Discovery and Optimization of Non-bile Acid FXR Agonists as Preclinical Candidates for the Treatment of Nonalcoholic Steatohepatitis
Li, Junyou,Liu, Mengqi,Li, Yazhou,Sun, Dan-Dan,Shu, Zhihao,Tan, Qian,Guo, Shimeng,Xie, Rongrong,Gao, Lixin,Ru, Hongbo,Zang, Yi,Liu, Hong,Li, Jia,Zhou, Yu
, p. 12748 - 12772 (2020/12/17)
Farnesoid X receptor (FXR) plays a key role in bile acid homeostasis, inflammation, fibrosis, and metabolism of lipid and glucose and becomes a promising therapeutic target for nonalcoholic steatohepatitis (NASH) or other FXR-dependent diseases. The phase III trial results of obeticholic acid demonstrate that the FXR agonists emerge as a promising intervention in patients with NASH and fibrosis, but this bile acid-derived FXR agonist brings severe pruritus and an elevated risk of cardiovascular disease for patients.
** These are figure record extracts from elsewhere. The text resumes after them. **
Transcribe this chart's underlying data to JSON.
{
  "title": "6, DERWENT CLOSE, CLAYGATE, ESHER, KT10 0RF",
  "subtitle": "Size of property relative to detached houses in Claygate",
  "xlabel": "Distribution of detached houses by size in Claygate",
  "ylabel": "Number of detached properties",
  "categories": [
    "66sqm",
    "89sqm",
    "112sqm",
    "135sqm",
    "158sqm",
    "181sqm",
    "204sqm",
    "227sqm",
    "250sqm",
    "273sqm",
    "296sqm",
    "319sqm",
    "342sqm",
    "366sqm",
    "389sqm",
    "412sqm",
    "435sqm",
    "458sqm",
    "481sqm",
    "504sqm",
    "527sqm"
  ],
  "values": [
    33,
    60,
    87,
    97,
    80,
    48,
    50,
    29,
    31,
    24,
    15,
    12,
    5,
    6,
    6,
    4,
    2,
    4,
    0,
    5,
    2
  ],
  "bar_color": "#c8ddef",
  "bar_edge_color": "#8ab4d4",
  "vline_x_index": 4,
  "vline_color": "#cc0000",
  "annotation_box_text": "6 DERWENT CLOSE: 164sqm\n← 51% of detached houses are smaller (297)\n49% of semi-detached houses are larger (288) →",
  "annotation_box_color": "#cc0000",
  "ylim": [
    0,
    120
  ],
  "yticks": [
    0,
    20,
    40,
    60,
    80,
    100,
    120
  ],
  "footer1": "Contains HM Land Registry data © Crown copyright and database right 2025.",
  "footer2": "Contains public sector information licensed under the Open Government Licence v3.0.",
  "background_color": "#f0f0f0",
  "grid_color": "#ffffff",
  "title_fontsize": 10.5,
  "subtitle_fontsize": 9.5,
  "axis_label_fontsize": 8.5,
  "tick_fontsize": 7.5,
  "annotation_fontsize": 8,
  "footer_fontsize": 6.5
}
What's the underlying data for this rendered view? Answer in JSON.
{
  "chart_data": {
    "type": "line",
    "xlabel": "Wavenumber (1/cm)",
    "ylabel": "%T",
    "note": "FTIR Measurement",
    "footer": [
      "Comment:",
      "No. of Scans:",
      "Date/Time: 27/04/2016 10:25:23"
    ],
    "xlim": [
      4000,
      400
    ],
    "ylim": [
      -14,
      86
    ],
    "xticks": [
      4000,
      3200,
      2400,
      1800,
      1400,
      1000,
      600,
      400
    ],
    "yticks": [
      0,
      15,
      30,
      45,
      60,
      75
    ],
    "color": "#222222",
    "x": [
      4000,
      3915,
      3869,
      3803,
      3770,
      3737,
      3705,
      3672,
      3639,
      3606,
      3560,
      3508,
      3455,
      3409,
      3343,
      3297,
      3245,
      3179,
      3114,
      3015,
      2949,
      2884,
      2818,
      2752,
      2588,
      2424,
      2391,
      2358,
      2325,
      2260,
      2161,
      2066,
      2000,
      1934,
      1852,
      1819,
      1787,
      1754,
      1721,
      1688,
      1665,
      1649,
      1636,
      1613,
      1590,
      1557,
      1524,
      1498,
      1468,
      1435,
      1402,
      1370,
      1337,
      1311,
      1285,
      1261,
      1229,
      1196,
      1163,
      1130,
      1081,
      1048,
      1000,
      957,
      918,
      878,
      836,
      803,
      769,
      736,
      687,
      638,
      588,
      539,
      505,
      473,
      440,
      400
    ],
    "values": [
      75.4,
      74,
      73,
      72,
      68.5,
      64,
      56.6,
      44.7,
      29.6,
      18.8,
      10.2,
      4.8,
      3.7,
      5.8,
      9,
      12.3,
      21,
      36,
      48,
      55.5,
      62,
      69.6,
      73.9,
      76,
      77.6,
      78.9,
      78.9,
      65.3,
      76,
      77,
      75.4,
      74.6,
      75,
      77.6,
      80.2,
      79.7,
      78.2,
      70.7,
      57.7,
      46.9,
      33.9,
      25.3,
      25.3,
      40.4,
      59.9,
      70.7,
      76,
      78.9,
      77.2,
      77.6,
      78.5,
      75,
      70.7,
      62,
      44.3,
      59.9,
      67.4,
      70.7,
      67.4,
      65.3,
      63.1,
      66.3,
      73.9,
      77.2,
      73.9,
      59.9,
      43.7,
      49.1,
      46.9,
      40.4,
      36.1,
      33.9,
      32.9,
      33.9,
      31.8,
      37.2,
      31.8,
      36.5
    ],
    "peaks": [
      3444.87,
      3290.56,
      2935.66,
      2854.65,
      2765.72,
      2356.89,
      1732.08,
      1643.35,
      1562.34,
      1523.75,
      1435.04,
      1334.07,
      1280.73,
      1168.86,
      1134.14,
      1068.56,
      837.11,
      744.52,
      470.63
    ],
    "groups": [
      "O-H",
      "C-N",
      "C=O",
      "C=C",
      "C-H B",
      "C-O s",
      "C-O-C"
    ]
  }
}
Herein, we reported our efforts in the discovery of a series of non-bile acid FXR agonists, and 36 compounds were designed and synthesized based on the structure-based drug design and structural optimization strategies. Particularly, compound 42 is a highly potent and selective FXR agonist, along with good pharmacokinetic profiles, high liver distribution, and preferable in vivo efficacy, indicating that it is a potential candidate for the treatment of NASH or other FXR-dependent diseases.